Does it help to use NGEN?

NGen will only help startup time - it doesn't make the code execute any faster than it would after JITting. Indeed, I believe there are some optimizations which NGen doesn't do but the JIT does.

So, the main question is: do you have an issue with startup time? I don't know how much of an ASP.NET application's start-up time will be JITting vs other costs, btw... you should probably look at the Performance Manager graphs for the JIT to tell you how much time it's really costing you.

(In terms of availability, having multiple servers so you can do rolling restarts is going to give you much more benefit than a single server with an NGENed web app.)


NGen isn't the way to go for ASP.NET -- the creation of the .dlls in the bin folder isn't the final step -- they are compiled again with the web/maching.config settings applied into your C:\Windows\Microsoft.NET\Framework\v2.0.50727\Temporary ASP.NET Files folder.
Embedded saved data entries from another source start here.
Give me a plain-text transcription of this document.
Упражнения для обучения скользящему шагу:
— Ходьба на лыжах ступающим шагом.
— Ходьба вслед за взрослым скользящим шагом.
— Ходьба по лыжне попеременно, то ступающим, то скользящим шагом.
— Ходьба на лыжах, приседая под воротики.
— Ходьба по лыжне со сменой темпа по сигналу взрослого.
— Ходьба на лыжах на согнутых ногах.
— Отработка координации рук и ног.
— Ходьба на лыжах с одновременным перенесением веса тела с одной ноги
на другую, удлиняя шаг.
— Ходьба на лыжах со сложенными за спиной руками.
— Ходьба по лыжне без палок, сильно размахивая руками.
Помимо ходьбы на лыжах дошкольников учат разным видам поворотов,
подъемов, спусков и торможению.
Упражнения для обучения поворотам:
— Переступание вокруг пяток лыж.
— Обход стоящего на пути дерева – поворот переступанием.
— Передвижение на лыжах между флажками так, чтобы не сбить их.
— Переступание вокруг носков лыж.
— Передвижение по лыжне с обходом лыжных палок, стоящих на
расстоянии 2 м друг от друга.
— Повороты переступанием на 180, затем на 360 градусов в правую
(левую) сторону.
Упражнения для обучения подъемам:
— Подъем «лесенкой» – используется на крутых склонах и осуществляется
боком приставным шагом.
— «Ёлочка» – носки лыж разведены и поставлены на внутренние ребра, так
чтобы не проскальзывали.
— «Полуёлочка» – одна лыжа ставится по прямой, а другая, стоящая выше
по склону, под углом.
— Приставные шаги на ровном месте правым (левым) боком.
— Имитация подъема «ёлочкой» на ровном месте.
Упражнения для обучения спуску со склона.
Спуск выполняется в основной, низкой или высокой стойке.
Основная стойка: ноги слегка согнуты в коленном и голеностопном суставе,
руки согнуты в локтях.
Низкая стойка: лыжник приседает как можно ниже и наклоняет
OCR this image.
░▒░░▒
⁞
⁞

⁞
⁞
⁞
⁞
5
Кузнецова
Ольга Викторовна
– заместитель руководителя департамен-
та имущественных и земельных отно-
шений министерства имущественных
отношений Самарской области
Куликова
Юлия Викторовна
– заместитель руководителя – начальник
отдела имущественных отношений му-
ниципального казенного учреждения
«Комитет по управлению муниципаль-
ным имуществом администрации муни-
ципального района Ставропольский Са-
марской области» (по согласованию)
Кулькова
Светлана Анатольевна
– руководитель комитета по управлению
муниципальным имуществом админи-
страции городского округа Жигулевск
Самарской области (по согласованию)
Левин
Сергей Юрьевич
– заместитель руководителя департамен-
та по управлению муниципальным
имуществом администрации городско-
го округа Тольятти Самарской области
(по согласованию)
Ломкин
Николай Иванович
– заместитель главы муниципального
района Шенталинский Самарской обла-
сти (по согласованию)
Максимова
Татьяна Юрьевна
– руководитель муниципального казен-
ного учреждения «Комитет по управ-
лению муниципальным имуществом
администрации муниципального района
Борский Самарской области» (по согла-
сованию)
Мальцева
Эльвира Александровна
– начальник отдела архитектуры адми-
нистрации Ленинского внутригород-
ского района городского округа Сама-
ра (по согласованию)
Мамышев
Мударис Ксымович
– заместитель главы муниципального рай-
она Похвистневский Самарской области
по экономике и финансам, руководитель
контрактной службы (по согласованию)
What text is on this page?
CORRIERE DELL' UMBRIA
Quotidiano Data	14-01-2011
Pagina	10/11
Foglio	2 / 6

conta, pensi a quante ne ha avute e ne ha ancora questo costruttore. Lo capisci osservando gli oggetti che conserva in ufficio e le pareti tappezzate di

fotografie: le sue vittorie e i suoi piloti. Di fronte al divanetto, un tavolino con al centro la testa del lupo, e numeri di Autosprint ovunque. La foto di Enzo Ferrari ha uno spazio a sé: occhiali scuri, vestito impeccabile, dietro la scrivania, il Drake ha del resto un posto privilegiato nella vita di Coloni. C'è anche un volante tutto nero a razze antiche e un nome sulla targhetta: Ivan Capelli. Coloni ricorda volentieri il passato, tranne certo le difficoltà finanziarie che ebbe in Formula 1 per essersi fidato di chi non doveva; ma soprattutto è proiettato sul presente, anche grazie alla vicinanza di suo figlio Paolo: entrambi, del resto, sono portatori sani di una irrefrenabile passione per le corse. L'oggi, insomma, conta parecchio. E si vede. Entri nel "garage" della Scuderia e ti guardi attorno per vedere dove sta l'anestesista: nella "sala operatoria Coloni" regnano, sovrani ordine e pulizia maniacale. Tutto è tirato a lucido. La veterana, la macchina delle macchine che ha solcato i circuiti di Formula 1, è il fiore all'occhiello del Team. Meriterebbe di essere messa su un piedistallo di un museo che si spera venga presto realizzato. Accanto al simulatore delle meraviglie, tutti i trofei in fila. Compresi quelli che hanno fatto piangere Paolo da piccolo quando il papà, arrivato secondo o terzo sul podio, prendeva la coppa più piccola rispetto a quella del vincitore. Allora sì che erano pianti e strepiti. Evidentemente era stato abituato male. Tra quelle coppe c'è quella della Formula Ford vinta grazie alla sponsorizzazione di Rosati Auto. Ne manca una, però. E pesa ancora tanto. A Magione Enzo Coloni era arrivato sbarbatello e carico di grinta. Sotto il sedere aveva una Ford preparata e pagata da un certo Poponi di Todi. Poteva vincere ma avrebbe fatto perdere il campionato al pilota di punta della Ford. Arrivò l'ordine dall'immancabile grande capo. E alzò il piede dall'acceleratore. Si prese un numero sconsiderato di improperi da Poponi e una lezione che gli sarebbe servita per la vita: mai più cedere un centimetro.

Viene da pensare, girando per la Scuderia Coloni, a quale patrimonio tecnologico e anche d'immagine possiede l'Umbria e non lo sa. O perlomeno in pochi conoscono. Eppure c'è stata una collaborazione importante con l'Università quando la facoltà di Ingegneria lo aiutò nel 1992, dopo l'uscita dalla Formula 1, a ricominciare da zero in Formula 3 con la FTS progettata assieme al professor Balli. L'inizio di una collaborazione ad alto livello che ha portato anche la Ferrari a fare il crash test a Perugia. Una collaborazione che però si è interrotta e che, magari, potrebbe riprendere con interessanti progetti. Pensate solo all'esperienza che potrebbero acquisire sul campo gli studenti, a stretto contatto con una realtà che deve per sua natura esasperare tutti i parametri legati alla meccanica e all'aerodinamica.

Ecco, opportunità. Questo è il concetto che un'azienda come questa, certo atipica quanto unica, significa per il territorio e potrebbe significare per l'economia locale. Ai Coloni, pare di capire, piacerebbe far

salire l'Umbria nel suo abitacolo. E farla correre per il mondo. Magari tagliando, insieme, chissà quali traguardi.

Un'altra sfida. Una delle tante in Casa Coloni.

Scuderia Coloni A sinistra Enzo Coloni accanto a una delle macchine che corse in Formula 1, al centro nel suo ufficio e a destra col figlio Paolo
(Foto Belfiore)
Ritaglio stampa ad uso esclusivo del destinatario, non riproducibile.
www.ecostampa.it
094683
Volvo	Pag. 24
Instead of NGen, to decrease initial load-time, use the Publish Website Tool or aspnet_compiler.exe


I'm not sure that NGEN's primary benefit is to start-up time alone - if the application's suffering from a high '% Time in JIT', this is listed as a potential remedy: http://msdn.microsoft.com/en-us/library/dd264972(VS.100).aspx.

The discussion is closely related to a different question on how JIT'd machine code is cached and re-used?